From My Perspective - - -
The words we use have consequence. Words can affirm another or shatter a person’s self-worth; they can build up or tear down; they can encourage or discourage; or they can motivate or demoralize. Ridicule is one of the more painful verbal tools one can use. We find that ridicule is “speech or action intended to cause contemptuous laughter at a person or thing; derision.” Such words and/or actions can wound another deeply and leave scars that will last a long time. The primary issue with ridicule is that the intention is to demean and denigrate another. The design is to cause another to surrender to the inevitable and quit in his/her pursuit of a goal or aspiration.
It is interesting that the Republican Primary has now become the occasion for ridicule – the sole purpose being that one candidate can convince enough people to vote for him than for his opponent – in other words, to win at any cost and by any means. It is interesting that a headline in today’s Reuters News is: “Romney Ridicules Gingrich On Eve of Florida Vote.” Some paragraphs in the news report states the following: “A confident Mitt Romney solidified his lead in Florida polls and ridiculed Republican rival Newt Gingrich on Monday, calling his opponent's attacks ‘sad’ and ‘painfully revealing’ the day before the state's crucial presidential primary. Romney's self-assuredness was on full display during a campaign tour that felt at times like a victory lap, with the front-runner telling a crowd of 2,000 in Dunedin, Florida: ‘With a turnout like this I got a feeling we might win tomorrow.’ Romney shrugged off the continued Gingrich attacks, drawing cheers from the crowd when he said Gingrich was not doing too well and had been ‘flailing about.’ ‘I know, it's sad isn't it?’ Romney said, calling it ‘painfully revealing’ and adding: ‘You've just gotta shake your head.’” You can glean the operative words of ridicule – sad; painfully revealing; flailing about; I know- it’s sad, isn’t it; You just gotta shake your head.

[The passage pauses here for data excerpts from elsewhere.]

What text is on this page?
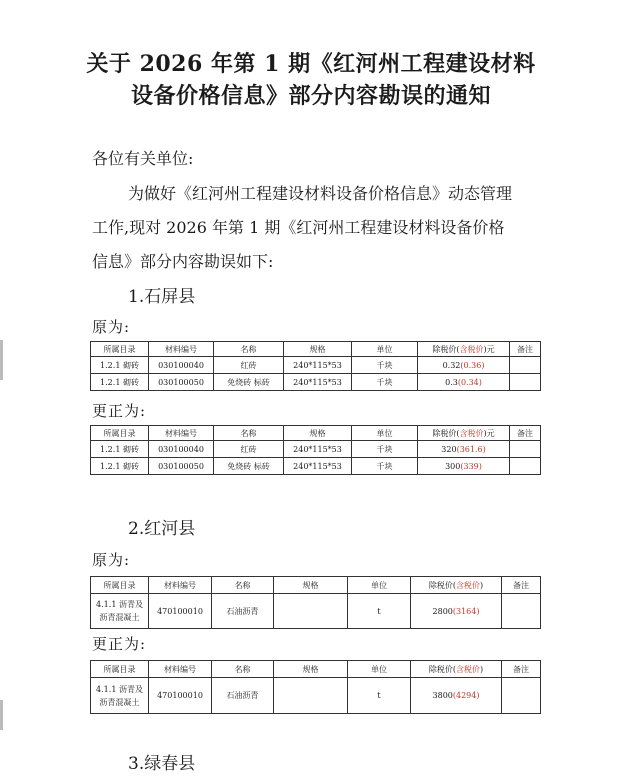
关于 2026 年第 1 期《红河州工程建设材料
设备价格信息》部分内容勘误的通知
各位有关单位:
为做好《红河州工程建设材料设备价格信息》动态管理
工作,现对 2026 年第 1 期《红河州工程建设材料设备价格
信息》部分内容勘误如下:
1.石屏县
原为:
所属目录	材料编号	名称	规格	单位	除税价(含税价)元	备注
1.2.1 砌砖	030100040	红砖	240*115*53	千块	0.32(0.36)	
1.2.1 砌砖	030100050	免烧砖 标砖	240*115*53	千块	0.3(0.34)	
更正为:
所属目录	材料编号	名称	规格	单位	除税价(含税价)元	备注
1.2.1 砌砖	030100040	红砖	240*115*53	千块	320(361.6)	
1.2.1 砌砖	030100050	免烧砖 标砖	240*115*53	千块	300(339)	
2.红河县
原为:
所属目录	材料编号	名称	规格	单位	除税价(含税价)	备注
4.1.1 沥青及沥青混凝土	470100010	石油沥青		t	2800(3164)	
更正为:
所属目录	材料编号	名称	规格	单位	除税价(含税价)	备注
4.1.1 沥青及沥青混凝土	470100010	石油沥青		t	3800(4294)	
3.绿春县
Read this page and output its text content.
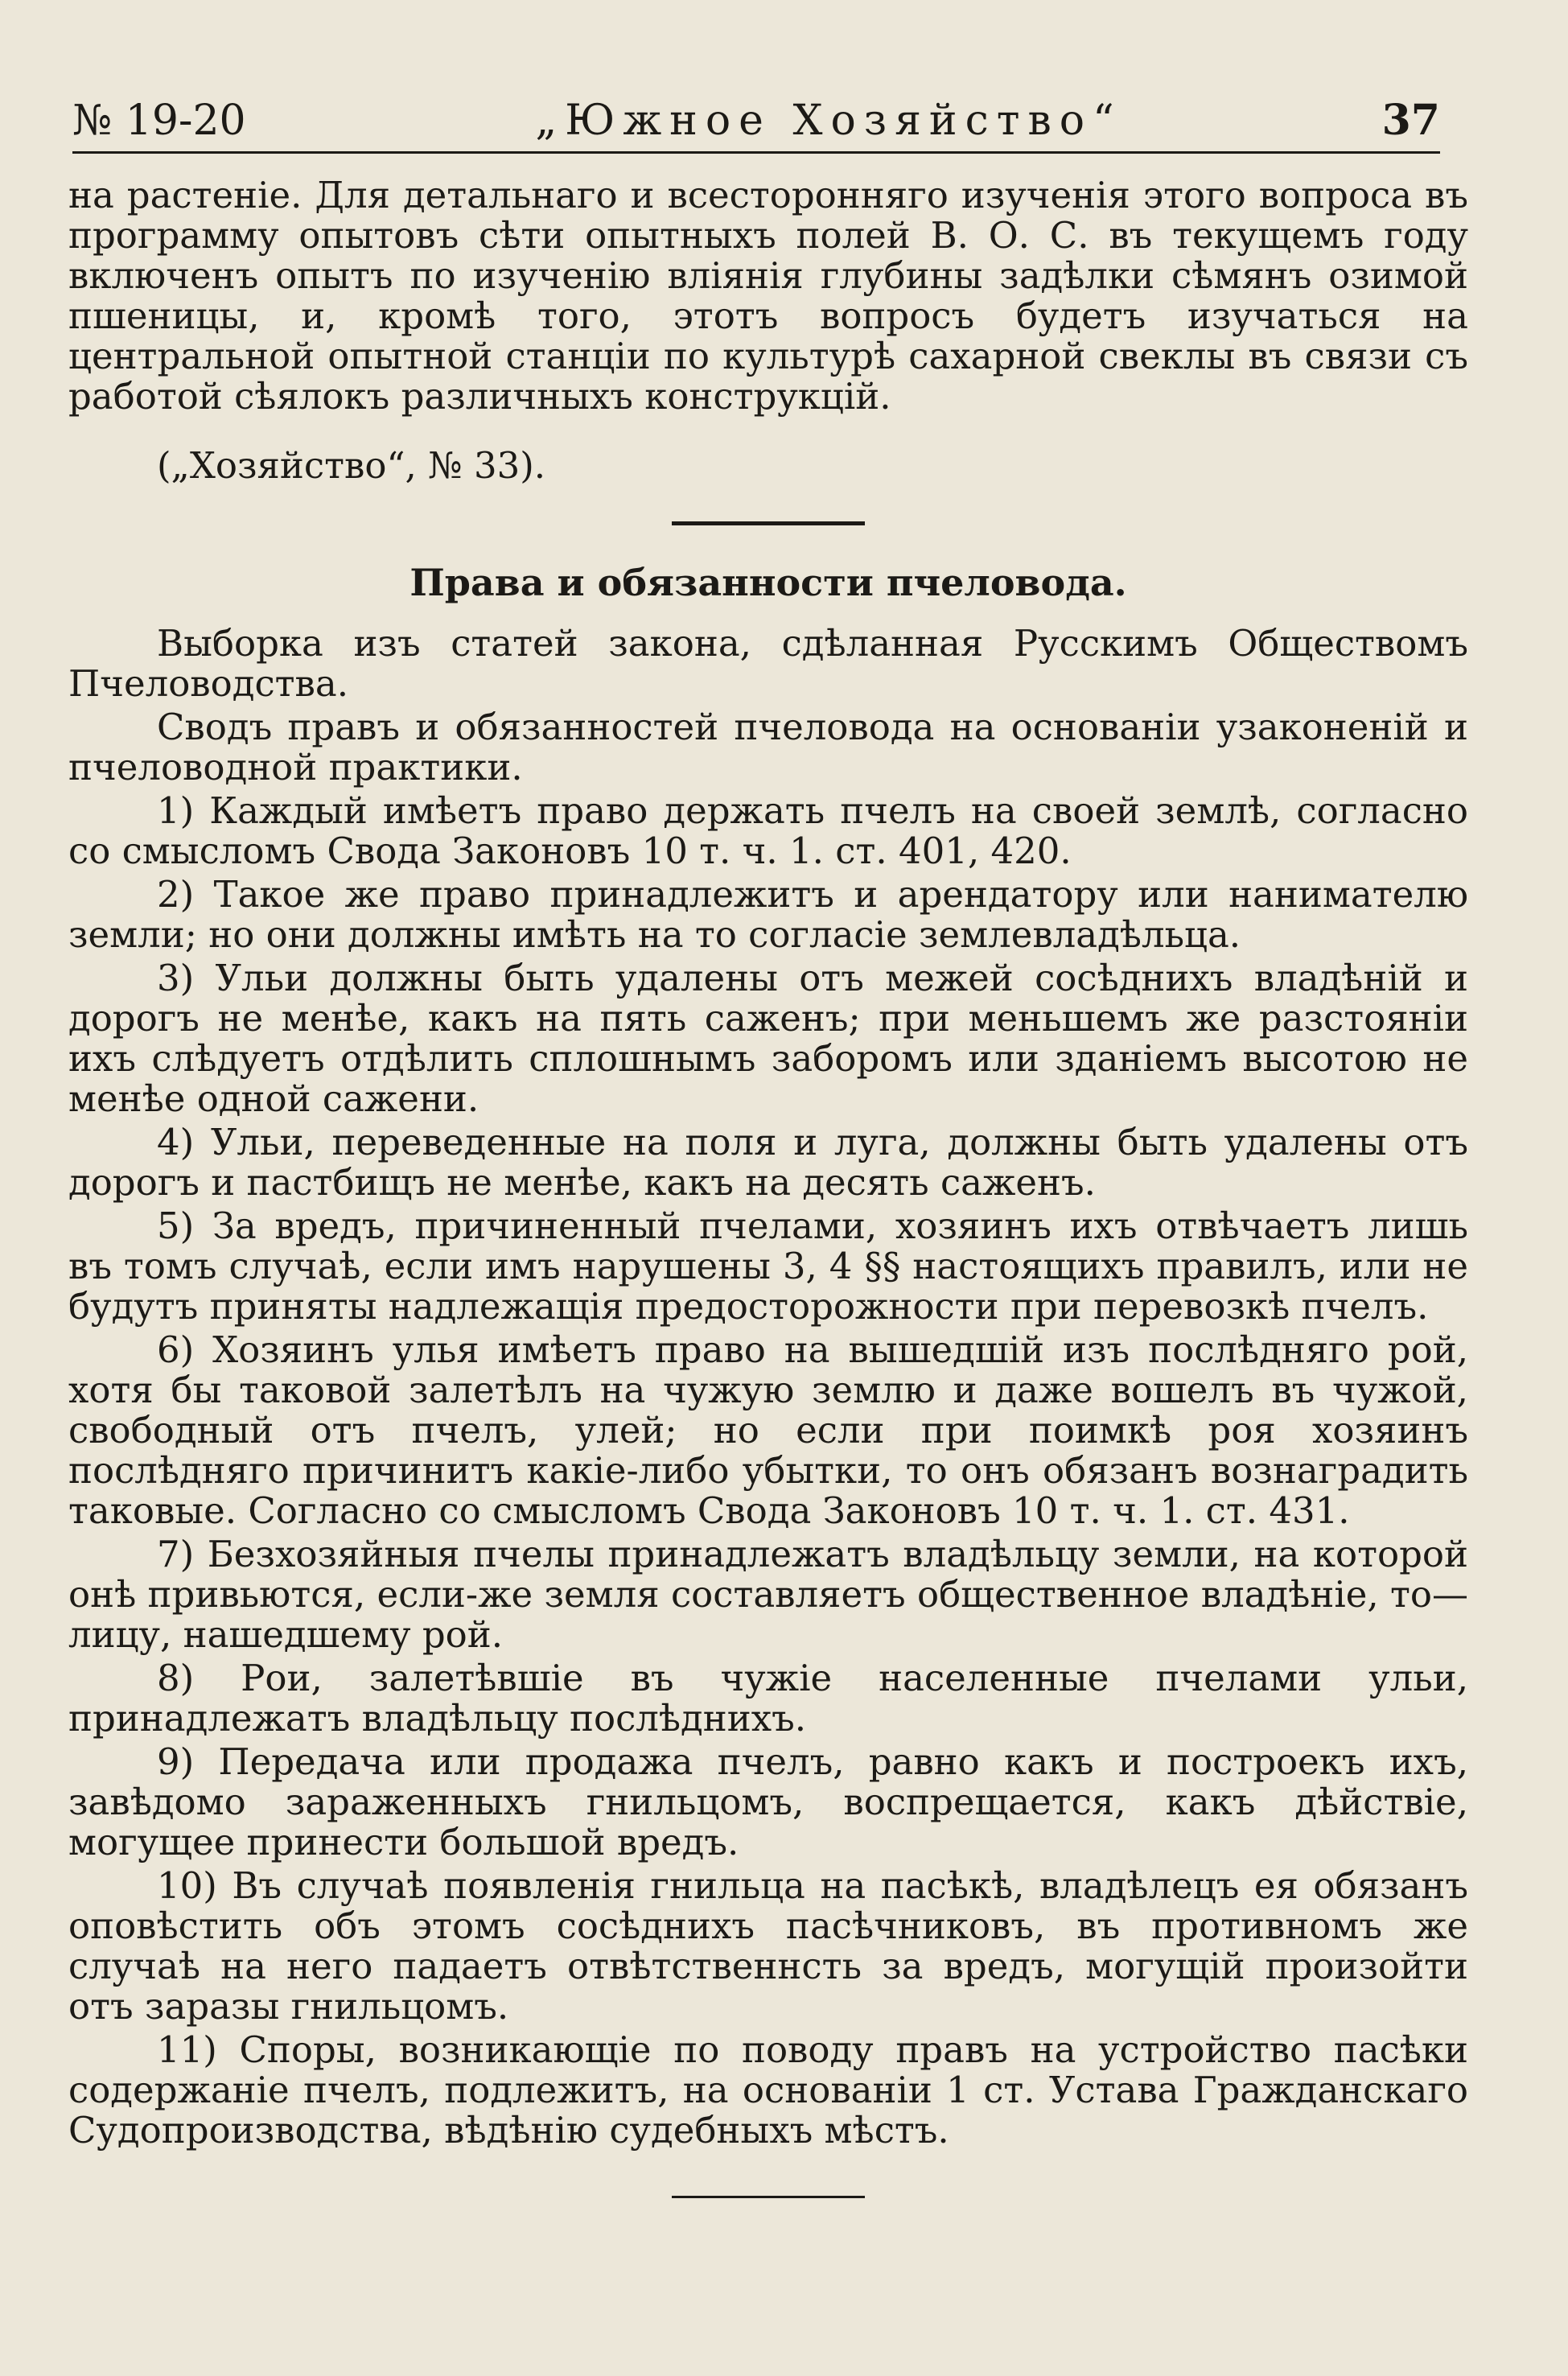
№ 19-20	„Южное Хозяйство“	37

на растеніе. Для детальнаго и всесторонняго изученія этого вопроса въ программу опытовъ сѣти опытныхъ полей В. О. С. въ текущемъ году включенъ опытъ по изученію вліянія глубины задѣлки сѣмянъ озимой пшеницы, и, кромѣ того, этотъ вопросъ будетъ изучаться на центральной опытной станціи по культурѣ сахарной свеклы въ связи съ работой сѣялокъ различныхъ конструкцій.

(„Хозяйство“, № 33).

Права и обязанности пчеловода.

Выборка изъ статей закона, сдѣланная Русскимъ Обществомъ Пчеловодства.

Сводъ правъ и обязанностей пчеловода на основаніи узаконеній и пчеловодной практики.

1) Каждый имѣетъ право держать пчелъ на своей землѣ, согласно со смысломъ Свода Законовъ 10 т. ч. 1. ст. 401, 420.

2) Такое же право принадлежитъ и арендатору или нанимателю земли; но они должны имѣть на то согласіе землевладѣльца.

3) Ульи должны быть удалены отъ межей сосѣднихъ владѣній и дорогъ не менѣе, какъ на пять саженъ; при меньшемъ же разстояніи ихъ слѣдуетъ отдѣлить сплошнымъ заборомъ или зданіемъ высотою не менѣе одной сажени.

4) Ульи, переведенные на поля и луга, должны быть удалены отъ дорогъ и пастбищъ не менѣе, какъ на десять саженъ.

5) За вредъ, причиненный пчелами, хозяинъ ихъ отвѣчаетъ лишь въ томъ случаѣ, если имъ нарушены 3, 4 §§ настоящихъ правилъ, или не будутъ приняты надлежащія предосторожности при перевозкѣ пчелъ.

6) Хозяинъ улья имѣетъ право на вышедшій изъ послѣдняго рой, хотя бы таковой залетѣлъ на чужую землю и даже вошелъ въ чужой, свободный отъ пчелъ, улей; но если при поимкѣ роя хозяинъ послѣдняго причинитъ какіе-либо убытки, то онъ обязанъ вознаградить таковые. Согласно со смысломъ Свода Законовъ 10 т. ч. 1. ст. 431.

7) Безхозяйныя пчелы принадлежатъ владѣльцу земли, на которой онѣ привьются, если-же земля составляетъ общественное владѣніе, то—лицу, нашедшему рой.

8) Рои, залетѣвшіе въ чужіе населенные пчелами ульи, принадлежатъ владѣльцу послѣднихъ.

9) Передача или продажа пчелъ, равно какъ и построекъ ихъ, завѣдомо зараженныхъ гнильцомъ, воспрещается, какъ дѣйствіе, могущее принести большой вредъ.

10) Въ случаѣ появленія гнильца на пасѣкѣ, владѣлецъ ея обязанъ оповѣстить объ этомъ сосѣднихъ пасѣчниковъ, въ противномъ же случаѣ на него падаетъ отвѣтственнсть за вредъ, могущій произойти отъ заразы гнильцомъ.

11) Споры, возникающіе по поводу правъ на устройство пасѣки содержаніе пчелъ, подлежитъ, на основаніи 1 ст. Устава Гражданскаго Судопроизводства, вѣдѣнію судебныхъ мѣстъ.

The focus for us is – what should one do when personal ridicule is occurring? In II Samuel 16:5-14, we have the following account: “When King David came to Bahurim, there came out a man of the family of the house of Saul, whose name was Shimei…and as he came he cursed continually. And he threw stones at David and at all the servants of King David, and all the people and all the mighty men were on his right hand and on his left. And Shimei said as he cursed, Get out, get out, you man of blood, you worthless man! The Lord has avenged on you all the blood of the house of Saul, in whose place you have reigned, and the Lord has given the kingdom into the hand of your son Absalom. See, your evil is on you, for you are a man of blood." The King’s men wanted to kill Shimei but David restrained them. II Samuel 16:11-14 records David’s rationale – “David said to Abishai and to all his servants, Behold, my own son seeks my life; how much more now may this Benjaminite…It may be that the Lord will look on the wrong done to me, and that the Lord will repay me with good for his cursing today. So David and his men went on the road, while Shimei went along on the hillside opposite him and cursed as he went and threw stones at him and flung dust. And the king, and all the people who were with him, arrived weary at the Jordan. And there he refreshed himself.”
None of us should ever have to suffer ridicule, but if we do, how we respond is far more important than the experience that is taking place. Compassion should always be present in our thinking and practice. To reciprocate or respond in kind would be an innate instinct. However, the child of God has a loftier standard. The Beatitudes (Matthew 5) come to mind, as well as the words in Ephesians 4:30-32, especially – be kind…tenderhearted…forgiving – just like Jesus Christ did. You can do it if you try! Consider these things with me!